Chapitre 44 : L'oiseau en cage rêve des nuages

147 20 3
                                    

Harry savait qu'il était un monstre. Il le savait depuis son enfance. Sa famille le lui avait rappelé à chaque instant. Avant d'être un petit garçon, avant d'être un sorcier, avant même d'être un homme... il était déjà un monstre. Il savait ce qu'il était.

Tout comme un oiseau sait qu'il a des ailes pour voler. Pourtant lorsque cet oisillon fut poussé du nid, il chuta et ses ailes se cassèrent. Il survécut en dépit de toute logique mais par la suite, il n'essaya plus de voler.
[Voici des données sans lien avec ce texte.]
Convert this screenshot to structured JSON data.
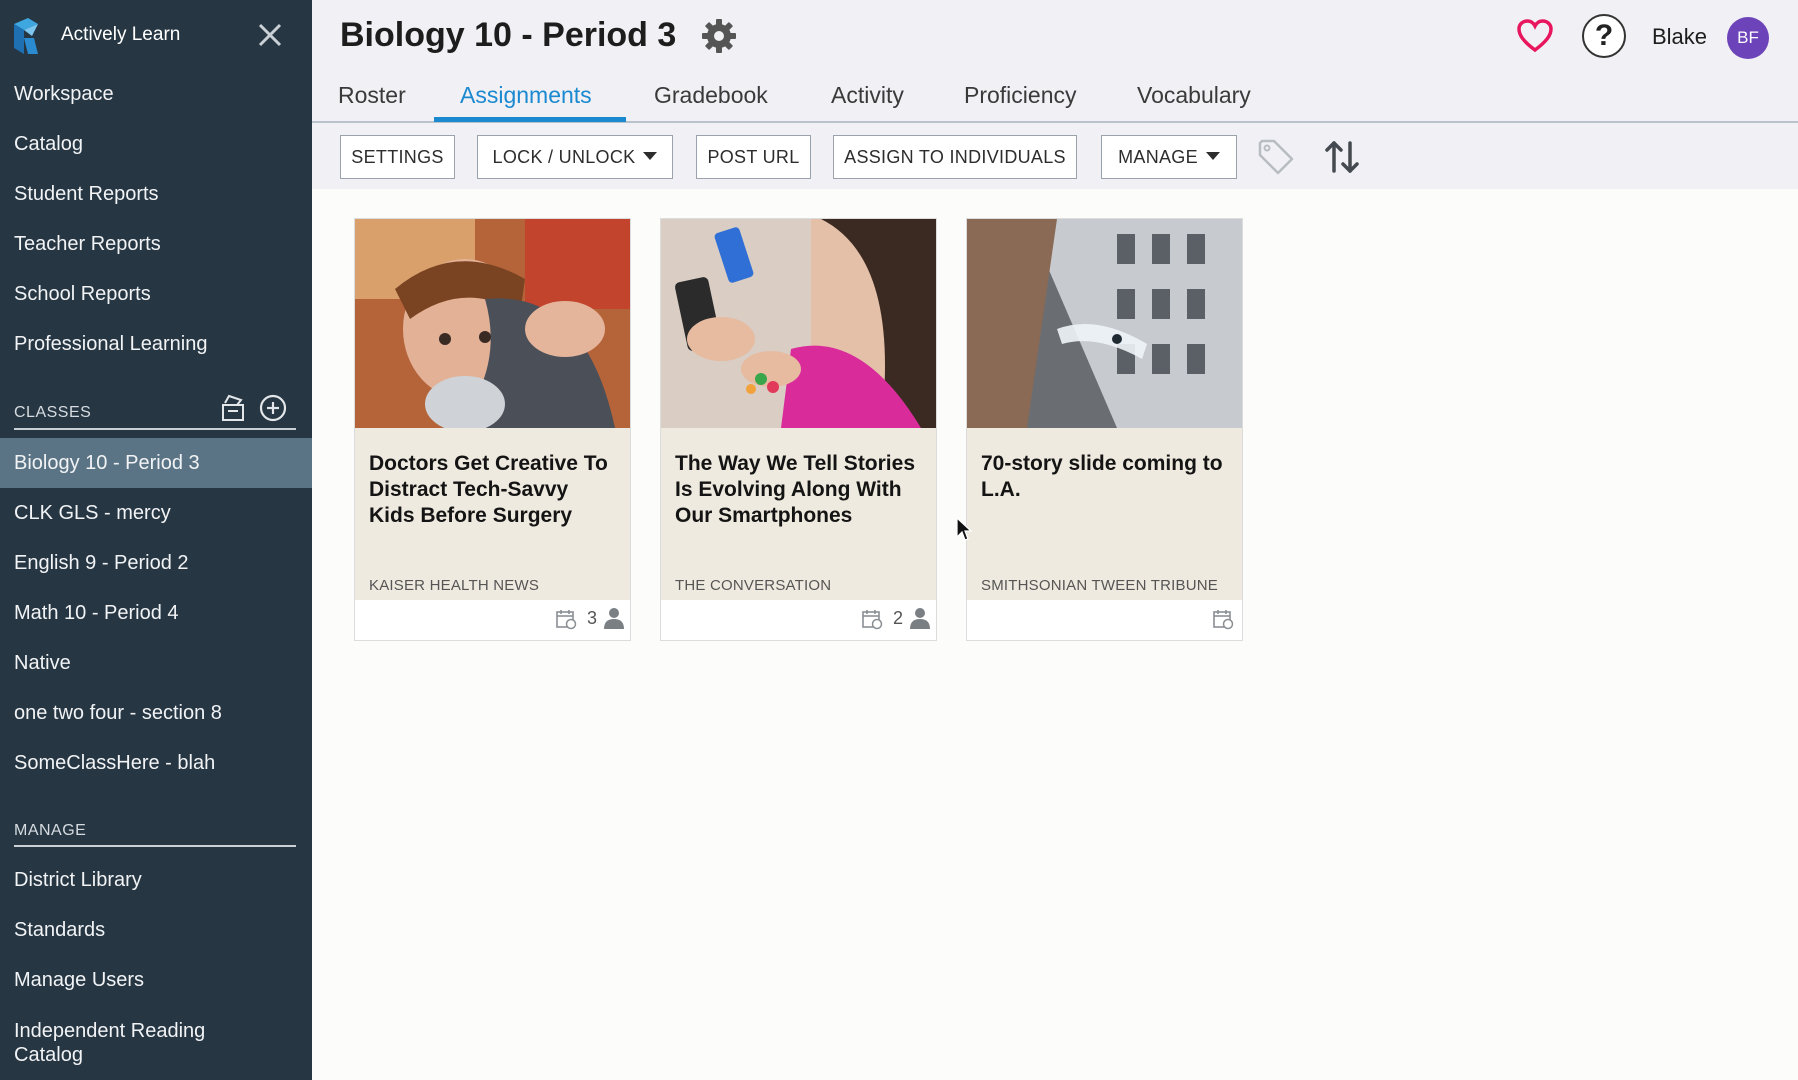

Il fit comme si ses ailes n'existaient pas et même lorsqu'on les pointait du doigt, il niait.

C'est faux. Elles ne sont pas là.

Il renia ses ailes et réprima chaque pulsion qui le poussait à les battre. Lorsqu'on vint lui dire qu'il était né oiseau, il en fut heureux et partit avec les autres. Il apprit à faire comme ceux de son âge, sauf qu'il savait que quelque chose clochait chez lui. Il était obligé de ruser pour pouvoir utiliser ses ailes sans les battre.

Ce n'est pas grave, se répéta-t-il sans cesse.

Il était un oiseau même sans voler de ses propres ailes. Il oublia presque qu'elles demeuraient dans son dos. Qu'elles ne faisaient que grandir et s'allonger, le démangeant de plus en plus.

Puis un jour, elles furent si grandes qu'elles se déployèrent sans son consentement. Le propulsant vers le sol de nouveau...

Tom fut réveillé par le croassement d'un corbeau qui se posa sur le rebord de la fenêtre de leur chambre. Le volatile lui lança un regard perçant, poussa un cri rauque puis partit comme il était venu, tel un mirage.

L'ex-Seigneur des Ténèbres se sentit confus pendant un instant alors qu'une angoisse sourde montait crescendo dans sa poitrine. Il comprit pourquoi lorsqu'il se redressa. Harry ne dormait pas à ses côtés.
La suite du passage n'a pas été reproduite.